4. The network table creation method according to claim 3, characterized in that, Multiple branches perform adjacency detection in parallel, including at least one of the following methods: multiple networking units simultaneously initiate adjacency detection for their respective adjacent successor directions; the same networking unit simultaneously initiates adjacency detection for the successor directions of multiple of its adjacent units.

5. The network table creation method according to claim 1, characterized in that, The adjacency detection mechanism includes: sending a query signal in the adjacency direction, and determining the physical connection status based on the presence or absence of a response signal.

6. The network table creation method according to claim 1, characterized in that, The adjacency detection mechanism includes: detecting the level signal in the adjacency direction and determining the physical connection status based on the level status.

7. The network table creation method according to claim 1, characterized in that, When assigning communication IDs to subsequent directions, either consecutive numbering or segmented numbering methods are used.

8. The network table creation method according to claim 1, characterized in that, When a network unit is added or removed, the adjacency detection and ID allocation process is retried to update the global network topology table. After the global network topology table is generated, it is broadcast to each network unit for synchronous updates.

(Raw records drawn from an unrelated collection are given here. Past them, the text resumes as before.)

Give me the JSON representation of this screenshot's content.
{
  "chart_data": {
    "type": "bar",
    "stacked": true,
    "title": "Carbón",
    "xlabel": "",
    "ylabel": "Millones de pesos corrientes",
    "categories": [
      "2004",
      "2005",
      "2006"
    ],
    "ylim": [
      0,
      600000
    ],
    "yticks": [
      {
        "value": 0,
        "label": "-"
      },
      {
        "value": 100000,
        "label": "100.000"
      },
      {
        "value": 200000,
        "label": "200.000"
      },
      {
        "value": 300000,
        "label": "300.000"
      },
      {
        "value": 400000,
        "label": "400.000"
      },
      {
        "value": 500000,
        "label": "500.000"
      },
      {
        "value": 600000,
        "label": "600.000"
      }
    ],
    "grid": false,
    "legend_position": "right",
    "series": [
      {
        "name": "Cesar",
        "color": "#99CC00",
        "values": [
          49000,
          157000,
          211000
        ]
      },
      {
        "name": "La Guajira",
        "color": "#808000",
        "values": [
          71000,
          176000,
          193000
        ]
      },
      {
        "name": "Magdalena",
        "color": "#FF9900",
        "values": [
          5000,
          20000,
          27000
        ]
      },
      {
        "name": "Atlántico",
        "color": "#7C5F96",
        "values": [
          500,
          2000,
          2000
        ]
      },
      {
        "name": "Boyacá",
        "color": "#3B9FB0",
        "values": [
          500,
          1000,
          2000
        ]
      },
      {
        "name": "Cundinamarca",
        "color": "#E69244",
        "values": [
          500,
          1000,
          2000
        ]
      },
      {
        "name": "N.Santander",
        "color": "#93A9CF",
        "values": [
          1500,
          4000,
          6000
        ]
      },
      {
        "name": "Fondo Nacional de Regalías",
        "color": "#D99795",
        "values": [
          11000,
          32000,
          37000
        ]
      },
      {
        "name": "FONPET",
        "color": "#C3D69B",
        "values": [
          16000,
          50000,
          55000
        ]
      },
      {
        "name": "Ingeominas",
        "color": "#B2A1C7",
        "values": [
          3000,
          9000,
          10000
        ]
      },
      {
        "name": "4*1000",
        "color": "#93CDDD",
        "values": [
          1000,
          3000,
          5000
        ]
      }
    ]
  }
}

9. A network table creation system, characterized in that, include: Multiple networking units, each of which includes an adjacency detection module, a communication module, and a control module; The adjacency detection module is used to determine the physical connection status between networking units through an adjacency detection mechanism. The communication module is used to perform data transmission and reception between networking units under the control of the control module; The control module is used to assign a unique communication ID to each network unit based on the adjacency detection result of the adjacency detection module; wherein, when an adjacency connection is detected, an ID allocation instruction is sent to the adjacent network unit through the communication module; when no adjacency connection is detected, the ID allocation process in that direction is terminated. The control module is also used to generate a global network topology table based on the ID allocation result and adjacency status information; The network table creation system is used to perform the steps in the network table creation method as described in any one of claims 1 to 8.

10. A storage medium, characterized in that, The storage medium stores a computer program, which, when executed by a processor, implements the network table creation method as described in any one of claims 1 to 8.